+ Reply to Thread
Results 1 to 5 of 5

count total number of lines in big text files and export results for each txt to sheet

Hybrid View

  1. #1
    Registered User
    Join Date
    03-15-2013
    Location
    USA
    MS-Off Ver
    Excel 2010
    Posts
    4

    Talking count total number of lines in big text files and export results for each txt to sheet

    Good morning, experts!

    I am trying to accomplish the following:


    Loop through a given path located in sheet1 on cell G1, get count of lines for each of the text files there for current month and shows those counts in sheet2 in Excel.

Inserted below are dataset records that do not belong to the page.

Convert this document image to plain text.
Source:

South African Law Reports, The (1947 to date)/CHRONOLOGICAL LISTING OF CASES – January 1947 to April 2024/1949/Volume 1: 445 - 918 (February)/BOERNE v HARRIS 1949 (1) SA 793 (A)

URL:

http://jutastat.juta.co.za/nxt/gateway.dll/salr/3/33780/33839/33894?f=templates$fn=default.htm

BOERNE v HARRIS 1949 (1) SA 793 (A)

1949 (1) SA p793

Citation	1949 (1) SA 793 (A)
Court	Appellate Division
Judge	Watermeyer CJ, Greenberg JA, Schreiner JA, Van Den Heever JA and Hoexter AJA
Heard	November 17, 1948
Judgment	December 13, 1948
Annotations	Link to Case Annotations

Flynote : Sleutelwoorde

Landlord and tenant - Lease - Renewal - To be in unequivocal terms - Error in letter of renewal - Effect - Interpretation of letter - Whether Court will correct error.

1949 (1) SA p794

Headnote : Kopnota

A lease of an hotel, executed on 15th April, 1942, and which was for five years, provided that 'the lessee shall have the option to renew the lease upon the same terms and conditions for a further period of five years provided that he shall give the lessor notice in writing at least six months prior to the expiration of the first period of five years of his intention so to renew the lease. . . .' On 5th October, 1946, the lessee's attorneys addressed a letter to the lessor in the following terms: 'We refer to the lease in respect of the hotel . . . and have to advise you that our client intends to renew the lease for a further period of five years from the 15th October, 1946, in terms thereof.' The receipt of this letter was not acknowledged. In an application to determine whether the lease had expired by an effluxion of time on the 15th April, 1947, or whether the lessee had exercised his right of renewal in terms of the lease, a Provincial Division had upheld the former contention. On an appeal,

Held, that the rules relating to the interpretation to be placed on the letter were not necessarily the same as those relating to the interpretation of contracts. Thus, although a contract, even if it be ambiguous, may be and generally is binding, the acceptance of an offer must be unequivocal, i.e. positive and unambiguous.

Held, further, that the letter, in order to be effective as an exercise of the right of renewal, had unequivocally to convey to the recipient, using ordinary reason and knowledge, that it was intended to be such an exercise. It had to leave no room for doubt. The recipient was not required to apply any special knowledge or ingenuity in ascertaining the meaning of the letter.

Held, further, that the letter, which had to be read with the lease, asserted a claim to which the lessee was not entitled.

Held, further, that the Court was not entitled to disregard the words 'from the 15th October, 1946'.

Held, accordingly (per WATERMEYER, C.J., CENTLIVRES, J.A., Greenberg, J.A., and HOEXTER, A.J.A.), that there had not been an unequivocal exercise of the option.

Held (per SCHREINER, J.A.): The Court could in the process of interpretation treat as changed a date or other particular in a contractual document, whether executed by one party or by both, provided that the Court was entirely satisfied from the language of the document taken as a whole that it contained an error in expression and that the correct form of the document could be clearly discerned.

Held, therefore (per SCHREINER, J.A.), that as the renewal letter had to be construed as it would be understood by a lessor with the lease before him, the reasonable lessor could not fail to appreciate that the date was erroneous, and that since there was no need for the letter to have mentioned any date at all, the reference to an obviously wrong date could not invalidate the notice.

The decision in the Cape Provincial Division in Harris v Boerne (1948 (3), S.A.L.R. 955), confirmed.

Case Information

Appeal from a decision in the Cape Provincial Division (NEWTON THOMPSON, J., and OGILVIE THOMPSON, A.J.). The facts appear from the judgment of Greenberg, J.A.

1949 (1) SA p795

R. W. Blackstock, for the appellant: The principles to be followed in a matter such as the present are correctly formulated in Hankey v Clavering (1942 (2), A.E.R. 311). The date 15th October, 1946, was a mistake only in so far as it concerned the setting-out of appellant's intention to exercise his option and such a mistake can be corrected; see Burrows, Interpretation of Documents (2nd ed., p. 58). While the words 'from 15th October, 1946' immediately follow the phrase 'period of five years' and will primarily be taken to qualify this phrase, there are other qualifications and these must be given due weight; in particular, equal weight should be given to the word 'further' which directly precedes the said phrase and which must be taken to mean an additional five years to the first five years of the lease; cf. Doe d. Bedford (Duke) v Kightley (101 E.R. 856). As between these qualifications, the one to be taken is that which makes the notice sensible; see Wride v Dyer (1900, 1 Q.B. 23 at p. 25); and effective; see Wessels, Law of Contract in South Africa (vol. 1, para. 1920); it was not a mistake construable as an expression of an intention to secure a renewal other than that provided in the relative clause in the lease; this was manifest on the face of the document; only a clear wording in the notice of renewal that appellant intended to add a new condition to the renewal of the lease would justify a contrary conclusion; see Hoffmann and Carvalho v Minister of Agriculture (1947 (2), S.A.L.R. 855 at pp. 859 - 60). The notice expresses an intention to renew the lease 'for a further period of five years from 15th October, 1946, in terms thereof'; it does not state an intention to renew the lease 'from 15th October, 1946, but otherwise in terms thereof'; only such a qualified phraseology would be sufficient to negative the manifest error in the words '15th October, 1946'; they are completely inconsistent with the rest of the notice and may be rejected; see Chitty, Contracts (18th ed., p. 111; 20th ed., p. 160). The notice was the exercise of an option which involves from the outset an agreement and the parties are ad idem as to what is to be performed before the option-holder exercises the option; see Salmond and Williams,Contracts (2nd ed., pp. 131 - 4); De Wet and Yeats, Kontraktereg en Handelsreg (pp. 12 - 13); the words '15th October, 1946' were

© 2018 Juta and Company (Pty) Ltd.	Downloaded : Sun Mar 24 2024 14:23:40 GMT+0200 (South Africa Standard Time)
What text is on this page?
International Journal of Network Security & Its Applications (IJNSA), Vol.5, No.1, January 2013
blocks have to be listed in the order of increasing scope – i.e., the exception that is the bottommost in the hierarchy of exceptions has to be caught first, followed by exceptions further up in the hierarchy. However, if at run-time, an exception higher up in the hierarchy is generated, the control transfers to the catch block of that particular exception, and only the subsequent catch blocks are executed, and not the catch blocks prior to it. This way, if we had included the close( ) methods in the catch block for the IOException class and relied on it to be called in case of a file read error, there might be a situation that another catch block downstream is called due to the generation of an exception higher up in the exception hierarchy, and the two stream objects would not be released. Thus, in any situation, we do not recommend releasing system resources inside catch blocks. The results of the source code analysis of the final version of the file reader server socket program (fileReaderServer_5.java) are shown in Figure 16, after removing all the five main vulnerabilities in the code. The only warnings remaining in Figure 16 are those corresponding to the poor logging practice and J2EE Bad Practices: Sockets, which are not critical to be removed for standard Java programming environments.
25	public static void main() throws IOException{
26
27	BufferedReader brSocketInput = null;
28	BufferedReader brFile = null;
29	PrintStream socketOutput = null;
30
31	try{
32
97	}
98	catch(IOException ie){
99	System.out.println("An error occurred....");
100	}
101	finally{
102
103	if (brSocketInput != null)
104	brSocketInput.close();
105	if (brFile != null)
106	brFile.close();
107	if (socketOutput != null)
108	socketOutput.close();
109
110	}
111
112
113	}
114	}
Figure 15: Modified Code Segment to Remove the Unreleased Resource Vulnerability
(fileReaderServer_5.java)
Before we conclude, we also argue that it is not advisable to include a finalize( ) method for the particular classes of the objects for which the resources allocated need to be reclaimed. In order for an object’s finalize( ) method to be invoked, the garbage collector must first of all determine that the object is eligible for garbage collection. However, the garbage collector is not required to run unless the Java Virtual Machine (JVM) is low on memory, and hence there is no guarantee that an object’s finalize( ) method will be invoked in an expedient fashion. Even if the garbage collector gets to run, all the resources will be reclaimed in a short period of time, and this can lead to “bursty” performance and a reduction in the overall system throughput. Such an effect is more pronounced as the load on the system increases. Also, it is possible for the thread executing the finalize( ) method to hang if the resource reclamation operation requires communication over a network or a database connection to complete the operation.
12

    The sheet2 needs to look like my image. (See the table)

    There maybe instances when a text file was not there on the previous month, I want to add it to the list and put the current count. If the text file was there but is not there this month I want to leave it blank and go to the next text file.


    I have some big files (over 133 million records) so this needs to be fast.

    This is the code I have now. Currently I have it pointing to sheet1 but needs to go to sheet2. Also, it shows the count for the first file, but I don't know how to show the next files (the loop).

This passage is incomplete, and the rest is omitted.